Spoiler Alert: Because we’re not on Atkins.
Gary Taubes Why We Get Fat: And What to Do About It begins as an exhaustive look at what we don’t know about obesity science. Tracing various weight truths back through the decades or centuries is an interest of mine. Body perception is very tied to class or worth in American culture. The obvious genetics of body size are generally ignored in favor of one size fits all truths. That dieting fails is not a fault of the advice, it’s the moral failure of the dieter. Most of what we accept as truth about human weight isn’t well supported by clinical studies. Even the familiar BMI test fails to stand up to rigorous scrutiny.

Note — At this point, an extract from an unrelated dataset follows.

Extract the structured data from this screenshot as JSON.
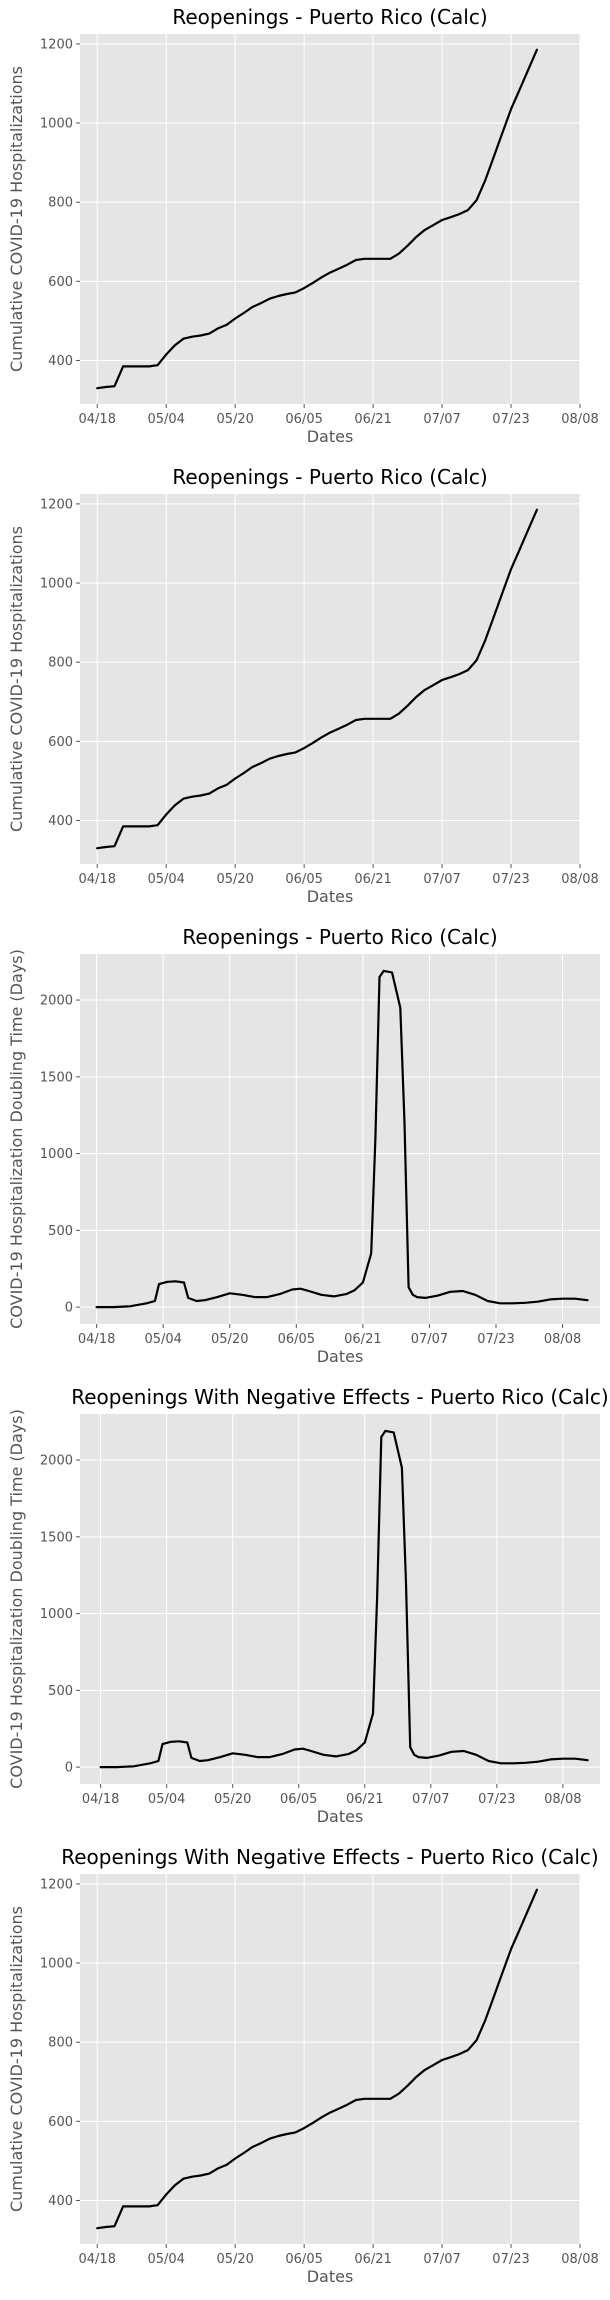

The first half of Why We Get Fat: And What to Do About It unpacks these unsubstantiated truths nicely. Taubes is downright evangelical in his outrage that we actually don’t know what’s driving the latest version of the obesity epidemic. (Fun fact – we’ve been in an obesity epidemic for about a century now, perhaps a bit longer. Yes, that includes the Great Depression.) It’s super fun to blame modern lifestyles so newspapers have been doing it for ages.
“If people have been thinking about this idea for more than a century and trying to test it for decades and they still can’t generate compelling evidence that it’s true, it’s probably not. We can’t say it’s not with absolute certainty because science doesn’t work that way. But we can say that there’s now an exceedingly good chance it’s simply wrong, one of the many seemingly reasonable ideas in the history of science that never panned out. ” – Gary Taubes, Why We Get Fat pg 56
In the second half Taubes offers a far less critical eye to his one size fits all super hypothesis of weight management. As I said in the spoiler alert, he’s a strong proponent of the Atkins diet. It works for his body chemistry, it fits his view of sugar and carbs as evils, and it dovetails with a sidecar of privation as a sign of intelligence. Atkins works for a number of people, but it doesn’t work for everyone. Those who fail on it are no more weak or uncommitted than those who fail as vegetarians, paleos, or whatever other fad diet is sweeping the nation. Taubes, who has already acknowledged we don’t know the mechanisms behind metabolic changes and that different body types are a real thing, doubles down for Atkins parade. Eliminate sugar. Increase fat. Eschew carbohydrates. It’s depressing.
When Taubes is summarizing the advice and science behind the dietary beliefs of others he’s engaging and exhaustive. When looking at his own, he gets a little starry eyed. Enjoy the first half, but take the second with a grain of salt.